Teams over the cap aren't inherently in salary cap hell. Teams over the cap with long-term contracts off players who are either terrible or no longer playing often are. Obviously, a team with Shaq and Kobe is going to be good even with two max salaries (actually, at least Shaq was more than the max salary). You can get a solid player who will work for the mid-level exception (particularly for a chance to win).
But how many teams who have been terrible for years are also
over the cap? The draft really isn't strong enough to get out of a funk. Teams that end up rebuilding and doing well essentially have to completely blow up their team and start over - massively shed salary by trading for expiring contracts and letting all good players on your team walk.
The NBA is much better for dynasties compared to other leagues - the Lakers and Spurs can build up a run of championships. But it's nowhere near as good for parity and plenty of teams will be terrible for years at a time (compared to the NFL where only the chronically mismanaged will stay terrible).
The NBA doesn't make dynasties any easier to create than the NFL. In fact, as I already pointed out, the NFL actually does more to hold it's star players to one team than the NBA does. The reason dynasties have developed in the NBA is that some teams, namely the Lakers and most recently, the Spurs perhaps, are better run than the other franchises. We'll have to see if Miami actually has a dynasty going.

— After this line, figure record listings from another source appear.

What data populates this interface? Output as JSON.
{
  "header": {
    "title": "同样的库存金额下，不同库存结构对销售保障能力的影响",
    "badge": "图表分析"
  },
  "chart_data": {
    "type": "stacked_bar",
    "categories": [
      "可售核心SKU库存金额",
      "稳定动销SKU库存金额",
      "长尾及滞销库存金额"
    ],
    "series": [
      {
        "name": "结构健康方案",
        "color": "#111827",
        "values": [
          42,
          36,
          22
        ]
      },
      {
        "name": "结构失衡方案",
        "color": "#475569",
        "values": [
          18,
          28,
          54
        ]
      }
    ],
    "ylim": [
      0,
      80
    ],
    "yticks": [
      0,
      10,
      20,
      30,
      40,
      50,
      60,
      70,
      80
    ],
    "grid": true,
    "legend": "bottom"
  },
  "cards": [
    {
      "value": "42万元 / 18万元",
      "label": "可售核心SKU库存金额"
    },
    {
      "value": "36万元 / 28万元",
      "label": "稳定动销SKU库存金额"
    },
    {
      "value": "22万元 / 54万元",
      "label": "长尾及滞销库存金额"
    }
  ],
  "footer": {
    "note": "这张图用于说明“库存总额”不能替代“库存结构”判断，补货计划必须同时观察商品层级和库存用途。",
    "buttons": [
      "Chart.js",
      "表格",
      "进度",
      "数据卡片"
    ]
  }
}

The natures of the two games are factors too since there are more players involved in football providing more variables for winning and losing, the importance of the (NFL) quarterback position, the offense/defense dynamic. In the NBA, you can win championships with one or two superstars at any position and competent play from starter role players and back-ups and most importantly, "chemistry".
But what we are really talking about here is the incompetent versus the competent. Most teams in the NBA are simply incompetently run. They invest in the wrong players for too long, and that is the bottom line here. If you give too long contracts to bad players you lose, regardless of "salary cap hell" or whatever. You choose the right players, invest in them long term and in the process get capped out, always end up with high draft picks (who are long shots to make it in the league), and you can't continue to sign big name free agents. But, presumably, you're winning so who cares?
This is the way the Lakers have done it over the years, before there was a cap and since the cap. Even if in "salary cap hell" as you call it, a team can still make good trades, and this is something else at which the Lakers have excelled. But, it takes knowing who to trade, when to trade, and who to acquire.
The concept of "salary cap hell", I think, is mostly an invention by incompetent owners seeking to justify their own incompetence -- "it's not our fault we're losing, we are caught in salary cap hell", like it wasn't their own fault.